How long did the pediatrician spend with your child at their last check-up?
For a third of children, the answer is 10 minutes or less, according to a new study.
Researchers at the University of California surveyed 2,000 families with kids aged 4 months to 2 years, and asked about their typical pediatrician's visit. The good news is, most parents reported being satisfied with their kids' care. But experts worry that these quickie visits could be hazardous to children's health, especially down the road.
If your pediatrician's office is busy, you've probably experienced the "drive-by checkup." I remember waiting for what seemed like forever for the doctor to see my then-5-month-old. I worried about whether he was gaining enough weight, plus had a few dozen other questions. Finally the doctor walked in, gently squeezed Eli's pudgy thigh, declared, "This is a healthy baby," and walked out. Perhaps we exchanged a few more words, but not many.
I was steamed. But in retrospect I realize that it was a busy winter day and that doctor probably had dozens more kids waiting to see him -- some of whom might have been really sick. And with the benefit of 30+ years experience, this particular doctor could tell at a glance that all was well with Eli. In this case it was mom, not baby, who needed more attention. (This doctor forever redeemed himself when he personally returned my phone call about a fever on a Saturday night -- and called Sunday to follow up.)

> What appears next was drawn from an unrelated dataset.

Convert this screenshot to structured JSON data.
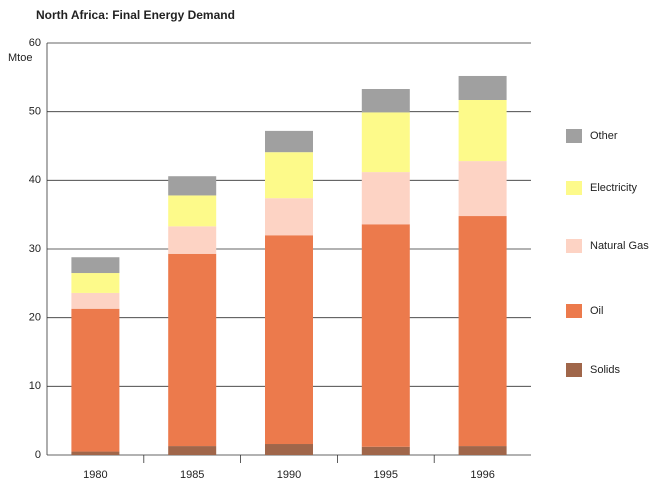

Now I schedule routine visits with the certified nurse practitioner in the office, who has a more leisurely bedside manager. I also avoid afternoon appointments during cold season.

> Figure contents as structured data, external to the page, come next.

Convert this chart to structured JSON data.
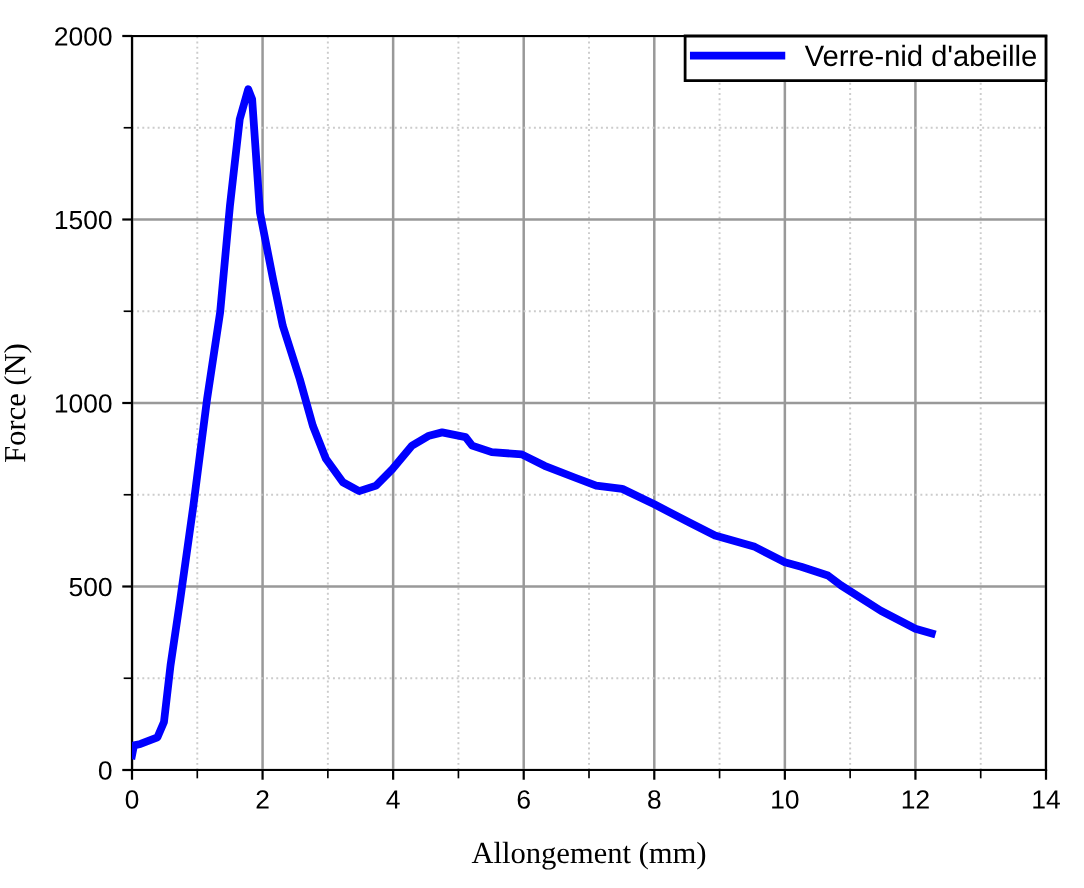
{
  "chart_data": {
    "type": "line",
    "xlabel": "Allongement (mm)",
    "ylabel": "Force (N)",
    "xlim": [
      0,
      14
    ],
    "ylim": [
      0,
      2000
    ],
    "xticks": [
      0,
      2,
      4,
      6,
      8,
      10,
      12,
      14
    ],
    "yticks": [
      0,
      500,
      1000,
      1500,
      2000
    ],
    "grid": true,
    "legend": "top right",
    "marker": "none",
    "line_style": "solid",
    "series": [
      {
        "name": "Verre-nid d'abeille",
        "color": "#0000ff",
        "x": [
          0.0,
          0.03,
          0.13,
          0.39,
          0.49,
          0.59,
          0.74,
          0.94,
          1.15,
          1.35,
          1.5,
          1.65,
          1.78,
          1.84,
          1.96,
          2.16,
          2.31,
          2.57,
          2.77,
          2.97,
          3.23,
          3.48,
          3.74,
          3.99,
          4.29,
          4.55,
          4.75,
          5.11,
          5.21,
          5.51,
          5.97,
          6.32,
          6.78,
          7.11,
          7.51,
          8.0,
          8.53,
          8.93,
          9.54,
          10.0,
          10.25,
          10.66,
          10.86,
          11.47,
          12.0,
          12.25
        ],
        "values": [
          40,
          67,
          71,
          89,
          131,
          285,
          466,
          720,
          1011,
          1247,
          1537,
          1773,
          1855,
          1828,
          1519,
          1338,
          1210,
          1065,
          938,
          848,
          784,
          760,
          775,
          820,
          884,
          911,
          920,
          907,
          884,
          866,
          860,
          829,
          797,
          775,
          766,
          724,
          675,
          639,
          608,
          566,
          554,
          530,
          503,
          434,
          385,
          372
        ]
      }
    ]
  }
}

But for parents and kids stuck with rushed visits, consequences could be dire. Researchers warn that behavior problems and complicated developmental issues often get short shrift in short visits, and that can lead to bigger problems down the line.
"We know a significant majority of parents coming into visits have concerns for child's behavior," Dr. Paul Dworkin, chairman of pediatrics at the University of Connecticut School of Medicine, told My Health News Daily. "A similar percentage leave the office with concerns for their children's behavior. Behavioral concerns are not being effectively identified."
For researchers, this means reason to investigate further -- are quickie visits really affecting kids' health? For parents, finding the right pediatrician means finding one who doesn't make you feel rushed -- whether a checkup takes 10 minutes or an hour.
What about you? How long did your most recent pediatrician's visit last -- and was it long enough to address all your concerns? Do you feel rushed at your pediatrician's office?